Since artists paint in different styles one really has to find the solutions amenable to one’s style. I found with acrylic that mixtures with white sometimes let some bits of white appear (because paint was not thoroughly, uniformly mixed), so I began mixing lighter shades (sometimes) using pre-mixed paint. Thus to get a lighter blue, I’d add a tube of pre-mixed light blue to the straight blue. Any bit that didn’t mix completely still has blue as the underlying hue rather than harkening back to the bold white of canvas. I found this works well for me. Sometimes the optical properties I want can be met halfway by mixing these “almost” shades rather than mixing pure colors plus white as one does with oil. But, again, it’s an idea I got from using pastels (or wax “oil” pastels) where you have all sorts of shades and tints already made.
Whenever I want a continuous tone, when possible I reach for an out-of-the-tube solution. But it’s rare in my painting that I want that effect since I tend toward broken color. I’m usually looking for more ways to break up the color, looking at Monet and asking, “Claude, how’d you do it?”
My original shift to acrylic was, like yours, practical. When I wanted to paint larger I needed the fast drying paint because of the dog. Where are you going to store a large wet canvas? When there’s more than one it’s a problem multiplied because anything that is low enough to the floor to be within aim of a large, happy dog’s tail presents a hazard. A dog’s wagging tail is just another sort of brush that can carry wet paint from one location to another!
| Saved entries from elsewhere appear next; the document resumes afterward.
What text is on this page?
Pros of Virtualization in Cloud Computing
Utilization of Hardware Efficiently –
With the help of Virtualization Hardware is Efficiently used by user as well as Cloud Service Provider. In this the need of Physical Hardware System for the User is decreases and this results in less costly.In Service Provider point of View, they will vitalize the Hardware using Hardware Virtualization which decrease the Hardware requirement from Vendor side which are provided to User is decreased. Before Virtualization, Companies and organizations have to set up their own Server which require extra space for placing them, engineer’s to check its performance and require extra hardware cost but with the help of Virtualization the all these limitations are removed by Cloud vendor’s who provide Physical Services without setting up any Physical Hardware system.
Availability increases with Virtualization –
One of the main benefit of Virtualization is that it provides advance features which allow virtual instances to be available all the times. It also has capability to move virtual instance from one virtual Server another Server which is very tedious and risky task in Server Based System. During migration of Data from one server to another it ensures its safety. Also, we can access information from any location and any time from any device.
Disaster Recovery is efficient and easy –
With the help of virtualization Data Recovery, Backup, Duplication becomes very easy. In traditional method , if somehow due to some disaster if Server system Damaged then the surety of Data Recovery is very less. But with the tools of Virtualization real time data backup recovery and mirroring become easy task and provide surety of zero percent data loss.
Dog tail painting is a whole other thing – I have cats running around in a small space and a husband who is very sensitive to the fumes! That reaching for paints/sticks is very important. My oil paints have a certain arrangement so i know where the colours are but my stay wet palette is too small to have a permanent spot for the acylics. It’s quite good that you have to screw the lids on straight away to avoid them drying up – it makes for a much tidier box of acrylic paint (compared with the poor old oils…I can never through a tube away no matter have tatty if there’s a bit of useable paint left in it).
All the bits of external life, unseen as far as a painting goes, that nevertheless shape its creation — like accommodations for dogs and cats! I wonder if Giotto had a menagerie … he might have! At long last the rule is: “whatever works.”
[…] Adventures in Acrylic Paint […]
Thanks for introducing me to the quirks and challenges of using acrylic paint. You seem to have conquered some of the most frustrating aspects.